What the article did NOT discuss, though, is what the future holds for Kaiser in our immediate community. That's important because our area and nearby communities have a whole lot of Kaiser members who depend on the Kaiser Morse campus (the hospital and nearby buildings). Since Kaiser is probably our community's largest employer - and one that offers good-paying jobs - that matters, too. What will become of the existing 287-bed hospital on Morse between Alta Arden and Cottage? Or Kaiser's clinics and other facilities on Fair Oaks, Exposition, Watt, Arden and so on?
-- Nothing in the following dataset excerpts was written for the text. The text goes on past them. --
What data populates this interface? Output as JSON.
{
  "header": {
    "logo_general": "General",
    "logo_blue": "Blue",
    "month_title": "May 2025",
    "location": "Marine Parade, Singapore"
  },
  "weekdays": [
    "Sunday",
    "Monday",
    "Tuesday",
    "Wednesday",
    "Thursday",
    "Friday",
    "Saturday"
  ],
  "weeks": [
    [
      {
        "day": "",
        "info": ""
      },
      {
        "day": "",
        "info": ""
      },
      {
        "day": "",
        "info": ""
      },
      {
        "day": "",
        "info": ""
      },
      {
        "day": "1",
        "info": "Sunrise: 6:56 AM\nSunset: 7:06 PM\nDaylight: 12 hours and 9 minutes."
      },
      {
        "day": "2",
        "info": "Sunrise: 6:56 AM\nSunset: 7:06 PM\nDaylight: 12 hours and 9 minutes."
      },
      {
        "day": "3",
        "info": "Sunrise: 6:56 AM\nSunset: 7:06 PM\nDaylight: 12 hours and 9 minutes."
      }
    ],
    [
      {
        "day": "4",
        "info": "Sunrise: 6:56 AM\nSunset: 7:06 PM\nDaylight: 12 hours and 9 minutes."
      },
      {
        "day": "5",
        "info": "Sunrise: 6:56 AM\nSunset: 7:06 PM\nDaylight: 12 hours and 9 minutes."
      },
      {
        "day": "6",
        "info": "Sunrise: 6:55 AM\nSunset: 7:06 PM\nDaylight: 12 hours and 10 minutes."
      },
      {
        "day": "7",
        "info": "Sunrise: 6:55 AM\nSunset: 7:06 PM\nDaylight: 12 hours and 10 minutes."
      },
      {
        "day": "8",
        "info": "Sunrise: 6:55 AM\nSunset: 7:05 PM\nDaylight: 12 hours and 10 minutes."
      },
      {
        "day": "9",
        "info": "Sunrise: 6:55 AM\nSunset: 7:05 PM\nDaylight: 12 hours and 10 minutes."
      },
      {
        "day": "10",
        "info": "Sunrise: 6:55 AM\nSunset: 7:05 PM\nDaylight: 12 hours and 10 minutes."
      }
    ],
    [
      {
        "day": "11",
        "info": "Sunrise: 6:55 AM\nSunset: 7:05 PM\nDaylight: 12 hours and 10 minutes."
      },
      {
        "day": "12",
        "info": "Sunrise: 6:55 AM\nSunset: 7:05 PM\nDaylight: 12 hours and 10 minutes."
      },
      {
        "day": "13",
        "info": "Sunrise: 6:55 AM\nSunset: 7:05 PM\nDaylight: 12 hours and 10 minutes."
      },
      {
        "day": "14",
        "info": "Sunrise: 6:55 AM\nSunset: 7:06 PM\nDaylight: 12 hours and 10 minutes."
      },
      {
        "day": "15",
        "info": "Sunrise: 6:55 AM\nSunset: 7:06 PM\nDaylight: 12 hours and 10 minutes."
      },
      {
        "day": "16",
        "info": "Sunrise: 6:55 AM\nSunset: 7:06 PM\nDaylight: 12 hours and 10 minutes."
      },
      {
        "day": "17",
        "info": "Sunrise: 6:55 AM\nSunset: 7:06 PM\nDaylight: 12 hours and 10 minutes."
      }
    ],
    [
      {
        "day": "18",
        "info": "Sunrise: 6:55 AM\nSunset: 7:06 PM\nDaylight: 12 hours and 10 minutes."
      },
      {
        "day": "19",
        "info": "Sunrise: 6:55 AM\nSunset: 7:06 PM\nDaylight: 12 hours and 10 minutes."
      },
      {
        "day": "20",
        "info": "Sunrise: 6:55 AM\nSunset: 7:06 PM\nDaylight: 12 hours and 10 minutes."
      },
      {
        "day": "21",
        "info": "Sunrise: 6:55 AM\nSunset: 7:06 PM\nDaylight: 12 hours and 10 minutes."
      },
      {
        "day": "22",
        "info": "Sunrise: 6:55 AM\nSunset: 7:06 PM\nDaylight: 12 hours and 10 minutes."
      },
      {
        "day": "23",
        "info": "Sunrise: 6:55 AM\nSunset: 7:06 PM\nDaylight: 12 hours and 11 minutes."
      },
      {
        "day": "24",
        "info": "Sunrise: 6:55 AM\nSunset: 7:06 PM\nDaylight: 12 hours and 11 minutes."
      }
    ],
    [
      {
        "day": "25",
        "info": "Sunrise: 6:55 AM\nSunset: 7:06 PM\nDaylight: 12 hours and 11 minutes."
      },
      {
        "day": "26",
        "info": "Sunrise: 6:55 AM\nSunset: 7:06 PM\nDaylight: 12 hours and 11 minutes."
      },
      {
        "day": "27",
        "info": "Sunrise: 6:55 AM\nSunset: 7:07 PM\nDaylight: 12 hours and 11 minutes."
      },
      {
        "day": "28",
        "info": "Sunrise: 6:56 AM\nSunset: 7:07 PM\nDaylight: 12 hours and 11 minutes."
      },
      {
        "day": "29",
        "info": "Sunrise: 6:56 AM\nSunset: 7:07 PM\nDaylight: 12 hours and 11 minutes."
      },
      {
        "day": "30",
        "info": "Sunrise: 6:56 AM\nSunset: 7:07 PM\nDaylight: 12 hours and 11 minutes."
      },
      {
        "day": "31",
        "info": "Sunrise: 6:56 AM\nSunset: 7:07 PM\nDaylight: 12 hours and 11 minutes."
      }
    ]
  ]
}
Our newsroom elves tell us that Kaiser has a history of ineptitude when it comes to facilities management. They say Kaiser often builds buildings and then figures out what will happen in the buildings afterwards - as opposed to building facilities with an architectural program intended to fulfill a strategy. Consider that the Kaiser Point West clinic was built without room for dermatology, while the derm clinic on Arden Way was closed at the same time. Oops, send the Arden/Point West derm patients to Rancho Cordova. Oops, not enough space there to meet demand, so re-configure the Fair Oaks clinic and provide derm there, too. And so on. For another example, the maternity services at Kaiser Morse were moved to Roseville. If you needed maternity care, you had to go to Roseville, since the local maternity wards for the large number of Kaiser members in Sacramento County north of the American River had been closed. Lo and behold, the population explosion in the Loomis Basin resulted in high demand for the Roseville maternity facilities. Guess what's to be included in the new Railyards hospital: maternity care. The aging, centrally-located hospital on Morse has plenty of land on which a parking garage could have been built so as to create room to expand the medical services there. Besides, it's emergency services are provided outside the floodplain (unlike the Railyards). Ahh, but let's not forget that the City of Sacramento wants the Railyards to be developed and they covet Kaiser, too. And they had no opposition because the County of Sacramento typically delays action until rugs are pulled out from under it.

What will Kaiser do with its Morse campus and its other nearby facilities? Us lowly denizens of this neck of the unincorporated UnCity will no doubt be among the last to be told. The media is hyper-focused on the City of Sacramento. Arden Arcade doesn't exist unless there is a nasty crime for reporters to write about. And there's the County's track record of not engaging until the cows have left the barn for good. Maybe the Morse campus and its jobs will remain. Maybe it won't. All we can do is cross our fingers and wish for the best, it seems.